Re: [PATCH 1/3] PCI/MSI: Add pci_enable_msi_partial()

Bjorn Helgaas <bhelgaas@xxxxxxxxxx> · Mon, 7 Jul 2014 13:40:48 -0600

On Fri, Jul 4, 2014 at 2:57 AM, Alexander Gordeev <agordeev@xxxxxxxxxx> wrote:
> On Wed, Jul 02, 2014 at 02:22:01PM -0600, Bjorn Helgaas wrote:
>> On Tue, Jun 10, 2014 at 03:10:30PM +0200, Alexander Gordeev wrote:
>> > There are PCI devices that require a particular value written
>> > to the Multiple Message Enable (MME) register while aligned on
>> > power of 2 boundary value of actually used MSI vectors 'nvec'
>> > is a lesser of that MME value:
>> >
>> >     roundup_pow_of_two(nvec) < 'Multiple Message Enable'
>> >
>> > However the existing pci_enable_msi_block() interface is not
>> > able to configure such devices, since the value written to the
>> > MME register is calculated from the number of requested MSIs
>> > 'nvec':
>> >
>> >     'Multiple Message Enable' = roundup_pow_of_two(nvec)
>>
>> For MSI, software learns how many vectors a device requests by reading
>> the Multiple Message Capable (MMC) field.  This field is encoded, so a
>> device can only request 1, 2, 4, 8, etc., vectors.  It's impossible
>> for a device to request 3 vectors; it would have to round up that up
>> to a power of two and request 4 vectors.
>>
>> Software writes similarly encoded values to MME to tell the device how
>> many vectors have been allocated for its use.  For example, it's
>> impossible to tell the device that it can use 3 vectors; the OS has to
>> round that up and tell the device it can use 4 vectors.
>
> Nod.
>
>> So if I understand correctly, the point of this series is to take
>> advantage of device-specific knowledge, e.g., the device requests 4
>> vectors via MMC, but we "know" the device is only capable of using 3.
>> Moreover, we tell the device via MME that 4 vectors are available, but
>> we've only actually set up 3 of them.
>
> Exactly.
>
>> This makes me uneasy because we're lying to the device, and the device
>> is perfectly within spec to use all 4 of those vectors.  If anything
>> changes the number of vectors the device uses (new device revision,
>> firmware upgrade, etc.), this is liable to break.
>
> If a device committed via non-MSI specific means to send only 3 vectors
> out of 4 available why should we expect it to send 4? The probability of
> a firmware sending 4/4 vectors in this case is equal to the probability
> of sending 5/4 or 16/4, with the very same reason - a bug in the firmware.
> Moreover, even vector 4/4 would be unexpected by the device driver, though
> it is perfectly within the spec.
>
> As of new device revision or firmware update etc. - it is just yet another
> case of device driver vs the firmware match/mismatch. Not including this
> change does not help here at all IMHO.
>
>> Can you quantify the benefit of this?  Can't a device already use
>> MSI-X to request exactly the number of vectors it can use?  (I know
>
> A Intel AHCI chipset requires 16 vectors written to MME while advertises
> (via AHCI registers) and uses only 6. Even attempt to init 8 vectors results
> in device's fallback to 1 (!).

Is the fact that it uses only 6 vectors documented in the public spec?

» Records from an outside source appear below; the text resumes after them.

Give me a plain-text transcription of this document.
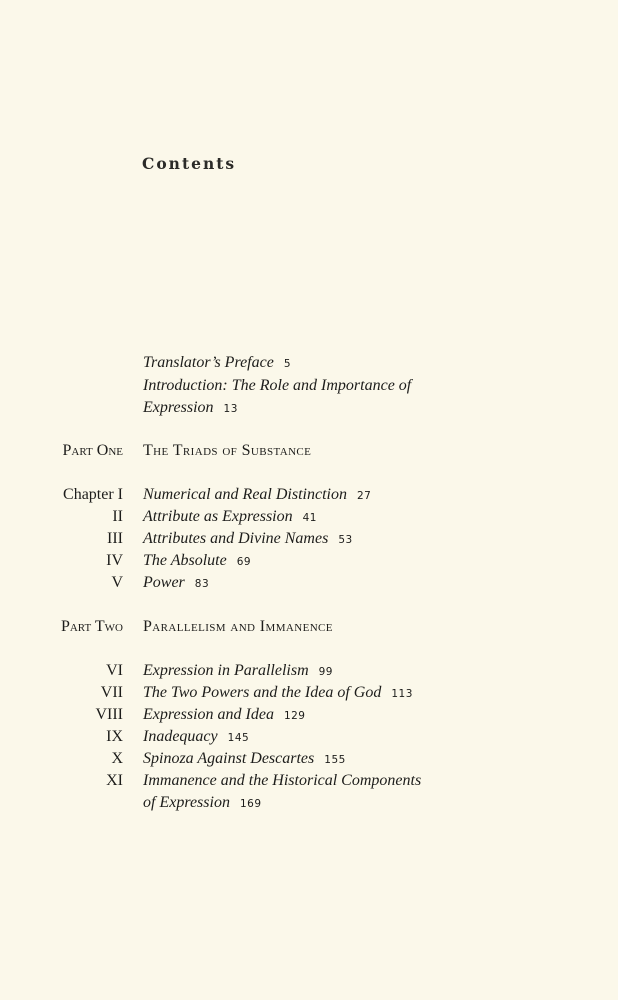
Contents
Translator’s Preface 5
Introduction: The Role and Importance of
Expression 13
Part One The Triads of Substance
Chapter I Numerical and Real Distinction 27
II Attribute as Expression 41
III Attributes and Divine Names 53
IV The Absolute 69
V Power 83
Part Two Parallelism and Immanence
VI Expression in Parallelism 99
VII The Two Powers and the Idea of God 113
VIII Expression and Idea 129
IX Inadequacy 145
X Spinoza Against Descartes 155
XI Immanence and the Historical Components
of Expression 169
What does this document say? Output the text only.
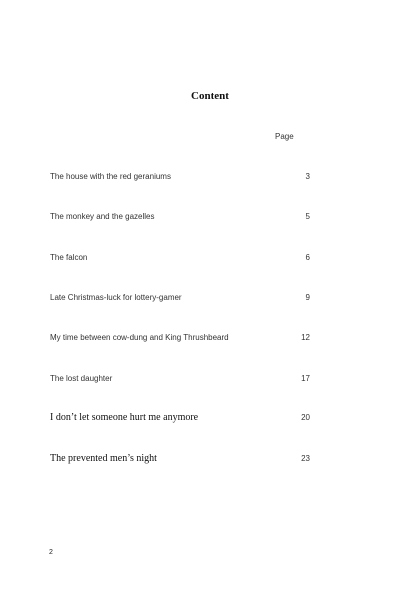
Content
Page
The house with the red geraniums	3
The monkey and the gazelles	5
The falcon	6
Late Christmas-luck for lottery-gamer	9
My time between cow-dung and King Thrushbeard	12
The lost daughter	17
I don’t let someone hurt me anymore	20
The prevented men’s night	23
2
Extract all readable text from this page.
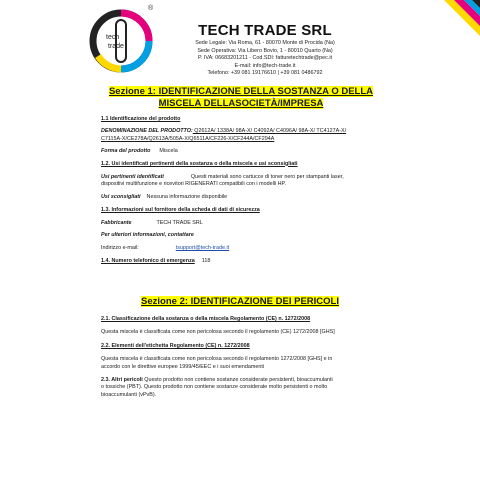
tech
trade
®
TECH TRADE SRL
Sede Legale: Via Roma, 61 - 80070 Monte di Procida (Na)
Sede Operativa: Via Libero Bovio, 1 - 80010 Quarto (Na)
P. IVA: 06683201211 - Cod.SDI: fatturetechtrade@pec.it
E-mail: info@tech-trade.it
Telefono: +39 081 19176610 | +39 081 0486792
Sezione 1: IDENTIFICAZIONE DELLA SOSTANZA O DELLA MISCELA DELLASOCIETÀ/IMPRESA
1.1 Identificazione del prodotto
DENOMINAZIONE DEL PRODOTTO: Q2612A/ 1338A/ 98A-X/ C4092A/ C4096A/ 98A-X/ TC4127A-X/
C7115A-X/CE278A/Q2613A/505A-X/Q6511A/CF226-X/CF244A/CF294A
Forma del prodotto Miscela
1.2. Usi identificati pertinenti della sostanza o della miscela e usi sconsigliati
Usi pertinenti identificati	Questi materiali sono cartucce di toner nero per stampanti laser,
dispositivi multifunzione e ricevitori RIGENERATI compatibili con i modelli HP.
Usi sconsigliati Nessuna informazione disponibile
1.3. Informazioni sul fornitore della scheda di dati di sicurezza
Fabbricante	TECH TRADE SRL
Per ulteriori informazioni, contattare
Indirizzo e-mail:	tsupport@tech-trade.it
1.4. Numero telefonico di emergenza 118
Sezione 2: IDENTIFICAZIONE DEI PERICOLI
2.1. Classificazione della sostanza o della miscela Regolamento (CE) n. 1272/2008
Questa miscela è classificata come non pericolosa secondo il regolamento (CE) 1272/2008 [GHS]
2.2. Elementi dell'etichetta Regolamento (CE) n. 1272/2008
Questa miscela è classificata come non pericolosa secondo il regolamento 1272/2008 [GHS] e in
accordo con le direttive europee 1999/45/EEC e i suoi emendamenti
2.3. Altri pericoli Questo prodotto non contiene sostanze considerate persistenti, bioaccumulanti
o tossiche (PBT). Questo prodotto non contiene sostanze considerate molto persistenti o molto
bioaccumulanti (vPvB).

Is this a chipset erratum?  Are there newer versions of the chipset
that fix this, e.g., by requesting 8 vectors and using 6, or by also
supporting MSI-X?

I know this conserves vector numbers.  What does that mean in real
user-visible terms?  Are there systems that won't boot because of this
issue, and this patch fixes them?  Does it enable bigger
configurations, e.g., more I/O devices, than before?

Do you know how Windows handles this?  Does it have a similar interface?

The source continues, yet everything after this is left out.